Residents struggle to recover from storms in triplicate
It's hard to tell what damage is from which storm.
LAKE WALES, Fla. (AP) -- After three hurricanes roared through central Florida in the space of six weeks, Annette Sisanh's 5-year-old son, Logan, has learned to keep a wary eye on the sky.
"Every time he sees a black cloud, he comes inside and says, 'Mommy, mommy, it's coming again,"' Sisanh said after the last devastating storm, Hurricane Jeanne, blew through last Sunday.
The storms scared the wits out of Sisanh's large family of children and foster children. Their manufactured house was damaged, they lost dozens of trees, and the power went out after each storm.
But the family was luckier than most others in the sparsely populated rural community of Alturas near Lake Wales, which was square in the path of three of the four hurricanes that ravaged Florida in this historic season.
Some people had already started repairing the damage to their homes from Hurricane Charley -- which came ashore in southwest Florida on Aug. 13 and raced northeast -- when Frances swept through Aug. 29 from the east.
Then, Jeanne took a swipe last Sunday, roughly following Frances' path.
A first
Besides being one of the state's leading producers of citrus, Polk County can now claim another distinction: The National Oceanic and Atmospheric Administration says it's the first time three hurricanes hit the same county in one season since it began keeping records in 1890.
The coastal areas where the storms came ashore absorbed the brunt of the storms' fury.
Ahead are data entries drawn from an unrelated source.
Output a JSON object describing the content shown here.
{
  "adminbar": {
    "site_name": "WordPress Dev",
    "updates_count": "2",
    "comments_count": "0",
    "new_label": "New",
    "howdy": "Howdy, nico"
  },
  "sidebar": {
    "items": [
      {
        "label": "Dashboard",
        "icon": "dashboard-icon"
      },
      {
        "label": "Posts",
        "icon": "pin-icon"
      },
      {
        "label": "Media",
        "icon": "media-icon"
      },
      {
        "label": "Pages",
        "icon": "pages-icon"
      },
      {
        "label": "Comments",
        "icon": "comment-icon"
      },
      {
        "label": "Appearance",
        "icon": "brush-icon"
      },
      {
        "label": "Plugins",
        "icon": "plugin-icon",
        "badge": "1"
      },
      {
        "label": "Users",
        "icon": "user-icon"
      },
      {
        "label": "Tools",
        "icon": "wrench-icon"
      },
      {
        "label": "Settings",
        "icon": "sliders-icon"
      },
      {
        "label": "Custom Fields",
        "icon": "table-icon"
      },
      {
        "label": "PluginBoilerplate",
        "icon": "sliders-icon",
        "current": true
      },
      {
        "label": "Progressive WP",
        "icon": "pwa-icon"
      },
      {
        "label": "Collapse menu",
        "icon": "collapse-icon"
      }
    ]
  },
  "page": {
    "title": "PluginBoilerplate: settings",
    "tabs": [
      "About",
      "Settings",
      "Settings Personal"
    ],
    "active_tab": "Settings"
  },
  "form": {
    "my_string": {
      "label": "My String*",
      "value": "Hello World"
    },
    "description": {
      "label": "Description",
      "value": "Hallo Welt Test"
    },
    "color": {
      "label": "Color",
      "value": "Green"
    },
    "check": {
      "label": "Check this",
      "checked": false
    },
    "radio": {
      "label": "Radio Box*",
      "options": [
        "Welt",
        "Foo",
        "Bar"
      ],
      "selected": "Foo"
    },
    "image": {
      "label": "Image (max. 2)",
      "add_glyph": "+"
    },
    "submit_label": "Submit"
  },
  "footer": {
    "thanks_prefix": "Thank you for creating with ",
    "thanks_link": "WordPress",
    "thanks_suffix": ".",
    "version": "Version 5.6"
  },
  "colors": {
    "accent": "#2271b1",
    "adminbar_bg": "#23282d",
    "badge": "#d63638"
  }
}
Lake Wales, a town of 10,000 about 55 miles east of Tampa, and the rural southern part of Polk County got hurricane-force winds and buckets of rain each time.
Amy Hill, 32, who lives near Sisanh and was helping her with bottled water and ice that emergency management officials had dropped off for distribution, said she is thankful it wasn't worse.
"Despite all the anger, disappointment, depression, whatever, everyone is just so thankful we're all alive," she said.
Thousands in the area remained without power, and schools have not reopened since Hurricane Jeanne. Signs of the storms were everywhere.
In Lake Wales, where old and new neighborhoods surround a quaint, historic downtown, blue tarps that covered holes torn in roofs by Charley were pulled off by Frances and Jeanne.
Mobile homes were battered, some reduced to piles of sticks. Trees were snapped off by tornados or pulled up by the roots by high winds. Fruit trees that survived were ringed by piles of rotting fruit.
Damage estimates
Charley caused about $700 million in damage to thousands of Polk County homes, and Frances caused an additional $100,000 or so. Estimates for Jeanne were still in the works, but officials said it was getting hard to tell which storm caused what damage.
President Bush came to Lake Wales on Wednesday, touring a family citrus farm and pledging to help with federal money.
"I think we're probably at the stage now where we're just beginning to accept the reality of the situation and trying to put our lives back together," said sheriff Lawrence Crow.
Bill Holton, 37, lived with his father and ex-wife until Charley laid waste to their single-wide mobile home. They moved to his sister's house, where a tarp covered the leaky roof after Charley. Frances came along and caved in his sister's ceiling, only to be followed by Jeanne, which tore the tarps loose.
"I told my father, this is it for me," he said. "I'm going back to Jersey."